A push by influential Republican lawmakers to answer voters' concerns about the cost of living by lowering taxes on capital gains is dividing the GOP ahead of November elections.

The proposal to index capital gains for inflation could be in play for a tax-and-spending package later this year, though the likelihood of a bill coming together before the midterms remains low as a key House Republican has voiced reservations. Some Republicans have pushed President Donald Trump's administration to make the change unilaterally.

"It would be the biggest step we could do to counteract the massive inflation under Joe Biden and the Democrats and have a positive impact on affordability, particularly affordability of housing, between now and the midterms," said Senator Ted Cruz, a Texas Republican who is an enthusiastic promoter of the idea.

Indexing capital gains to inflation would allow taxpayers to adjust the value of an asset to account for rising prices across the economy and use that higher base value to calculate gains for tax purposes, ultimately reducing what they owe the Internal Revenue Service if they sell the asset.

Whether the department could single-handedly make that capital gains change without Congress' approval is up for debate and could prompt a court challenge. The benefits of such a move would also be heavily tilted toward the wealthy, opening up Republicans to potential political attacks.

Ways and Means Chairman Jason Smith, Republicans' top tax writer in the House, is a skeptic, though he said Treasury has the "flexibility" to index gains unilaterally without Congress.

"I'm a fan of reduced tax rates, but my focus and priority is delivering for working families," Smith said. He dismissed arguments that indexing capital gains would boost housing affordability as a narrative crafted by "clever lobbyists."

Married couples currently don't have to pay any tax on the first $500,000 in profit on the sale of a primary residence.

Even so, Finance Committee Chairman Mike Crapo, Smith's counterpart in the Senate, said he "personally" supports indexing capital gains and that it would be among the proposals considered if a Republican tax bill comes together this year.

The optics could be tricky for Republicans heading into the midterm elections in November since nearly all of the tax break would go to the top 20% of earners, with the top 0.1% collecting the greatest savings, according to the Yale Budget Lab.

Representative Richard Neal of Massachusetts, the top-ranking Democrat on the Ways and Means Committee, said the Republican plan reflected the GOP's determination to deliver "massive tax cuts to the people at the very top" while portraying itself as a party of the working class.

Senator Ron Wyden of Oregon, Neal's counterpart in the Senate, also criticised the proposal.

"I want a tax policy that gives everybody in America the chance to get ahead, not just a policy that's good for the people at the top," he said.

Cruz said he recently brought up the idea with Treasury Secretary Scott Bessent over breakfast.
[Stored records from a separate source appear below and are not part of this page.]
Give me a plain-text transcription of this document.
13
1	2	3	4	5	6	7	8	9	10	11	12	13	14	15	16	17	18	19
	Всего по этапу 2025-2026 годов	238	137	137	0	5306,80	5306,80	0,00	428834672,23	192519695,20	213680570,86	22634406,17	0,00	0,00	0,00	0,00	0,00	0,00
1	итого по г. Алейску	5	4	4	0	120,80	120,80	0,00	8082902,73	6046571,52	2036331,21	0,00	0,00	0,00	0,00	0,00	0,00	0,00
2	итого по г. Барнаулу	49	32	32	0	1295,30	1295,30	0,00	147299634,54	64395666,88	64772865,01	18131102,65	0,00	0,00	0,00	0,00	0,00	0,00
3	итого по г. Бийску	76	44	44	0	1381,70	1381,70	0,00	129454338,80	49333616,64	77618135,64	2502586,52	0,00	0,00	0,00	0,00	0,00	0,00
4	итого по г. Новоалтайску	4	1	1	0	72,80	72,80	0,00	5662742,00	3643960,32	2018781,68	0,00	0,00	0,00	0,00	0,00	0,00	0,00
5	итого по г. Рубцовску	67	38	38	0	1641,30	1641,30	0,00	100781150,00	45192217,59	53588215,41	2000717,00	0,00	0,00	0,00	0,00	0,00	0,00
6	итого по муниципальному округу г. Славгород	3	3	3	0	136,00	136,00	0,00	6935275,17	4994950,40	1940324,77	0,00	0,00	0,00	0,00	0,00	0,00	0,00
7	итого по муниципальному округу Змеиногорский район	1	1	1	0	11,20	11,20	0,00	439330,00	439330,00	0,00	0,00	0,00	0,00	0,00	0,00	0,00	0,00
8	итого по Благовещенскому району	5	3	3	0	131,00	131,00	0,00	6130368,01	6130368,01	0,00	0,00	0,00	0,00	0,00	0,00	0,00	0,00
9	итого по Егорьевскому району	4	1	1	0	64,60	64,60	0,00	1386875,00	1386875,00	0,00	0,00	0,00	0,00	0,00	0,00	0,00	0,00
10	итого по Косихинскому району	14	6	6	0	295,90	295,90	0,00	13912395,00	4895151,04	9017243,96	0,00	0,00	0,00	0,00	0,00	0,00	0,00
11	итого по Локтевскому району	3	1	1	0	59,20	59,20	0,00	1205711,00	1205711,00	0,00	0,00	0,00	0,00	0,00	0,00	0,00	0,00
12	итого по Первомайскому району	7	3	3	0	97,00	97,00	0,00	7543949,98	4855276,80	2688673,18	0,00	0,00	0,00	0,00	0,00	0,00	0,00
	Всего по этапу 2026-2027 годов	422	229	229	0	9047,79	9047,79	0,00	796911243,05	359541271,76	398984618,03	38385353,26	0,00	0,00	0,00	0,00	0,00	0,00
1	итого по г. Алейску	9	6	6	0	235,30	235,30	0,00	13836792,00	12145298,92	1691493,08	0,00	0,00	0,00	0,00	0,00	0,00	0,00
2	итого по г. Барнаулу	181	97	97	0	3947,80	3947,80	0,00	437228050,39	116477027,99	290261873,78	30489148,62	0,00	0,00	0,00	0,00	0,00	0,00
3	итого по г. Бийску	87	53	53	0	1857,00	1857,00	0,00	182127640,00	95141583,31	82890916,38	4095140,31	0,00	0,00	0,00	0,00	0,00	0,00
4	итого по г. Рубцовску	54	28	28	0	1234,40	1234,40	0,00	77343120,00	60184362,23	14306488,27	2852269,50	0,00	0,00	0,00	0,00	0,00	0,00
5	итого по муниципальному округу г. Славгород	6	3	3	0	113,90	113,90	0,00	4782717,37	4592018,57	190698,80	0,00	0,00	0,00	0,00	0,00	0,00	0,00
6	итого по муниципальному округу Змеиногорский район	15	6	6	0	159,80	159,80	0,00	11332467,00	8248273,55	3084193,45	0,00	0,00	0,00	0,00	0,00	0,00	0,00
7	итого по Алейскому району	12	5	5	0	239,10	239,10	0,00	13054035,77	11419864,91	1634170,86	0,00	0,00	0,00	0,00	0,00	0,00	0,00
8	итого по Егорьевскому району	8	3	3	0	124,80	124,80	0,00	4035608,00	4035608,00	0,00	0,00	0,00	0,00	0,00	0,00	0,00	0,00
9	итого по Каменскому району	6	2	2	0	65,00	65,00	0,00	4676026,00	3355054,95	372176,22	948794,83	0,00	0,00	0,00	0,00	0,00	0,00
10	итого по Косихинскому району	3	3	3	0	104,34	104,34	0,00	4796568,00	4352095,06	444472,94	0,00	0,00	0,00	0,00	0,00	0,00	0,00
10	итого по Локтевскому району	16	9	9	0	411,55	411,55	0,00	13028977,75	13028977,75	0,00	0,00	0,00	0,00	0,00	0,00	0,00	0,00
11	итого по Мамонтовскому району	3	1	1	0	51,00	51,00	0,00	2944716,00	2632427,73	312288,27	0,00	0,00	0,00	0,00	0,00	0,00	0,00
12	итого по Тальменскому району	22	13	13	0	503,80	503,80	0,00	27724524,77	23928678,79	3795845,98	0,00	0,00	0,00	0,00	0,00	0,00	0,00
Cruz and GOP Senator Tim Scott of South Carolina have previously urged Bessent to bypass Congress to index gains to inflation.

The Treasury Department didn't respond to a request for comment.

Cruz said indexing capital gains could encourage homeowners to sell by lowering their potential tax hit, freeing up more housing supply. The change would also encourage people to sell stocks and bonds they otherwise might hold onto, he added.

Despite enthusiasm among key Republicans, the proposal faces challenges. For starters, another big tax and spending bill would require near unanimous support in the fractured GOP.

Republicans have discussed compiling a fresh tax-cut package this year to serve as a follow-up to Trump's 2025 "One Big Beautiful Bill" to demonstrate to voters that they are taking steps to address unease about the economy. The prospect of potentially losing united GOP control of Washington in November has added to growing GOP urgency to enact remaining conservative priorities.

But the party has yet to coalesce around a legislative strategy to advance a bill or the policies that it would contain.

Lawmakers and interest groups have floated a variety of ideas for a new tax bill, including expanding the state and local tax, or SALT, deduction and widening a break for overtime pay.

Another challenge to a capital gains cut is cost. Indexing capital gains would cost about $170 billion over a decade, if the change only applied to new asset purchases, the Yale Budget Lab estimated.

That cost would soar to nearly $1 trillion over the same period, if it applied to assets retroactively, the group found. Cruz says lowering capital gains taxes would generate revenue by encouraging people to sell assets they otherwise would've held onto to avoid tax liability.

The disproportionate benefit for the wealthy would hand Democrats another attack line heading into a midterms where the party has already painted Republicans' recent sweeping budget law as a give-away to the rich.

"That's Democrats' attack whatever we do," Cruz said. "That's what they'll say regardless of the facts, so let's actually do what's good for the economy."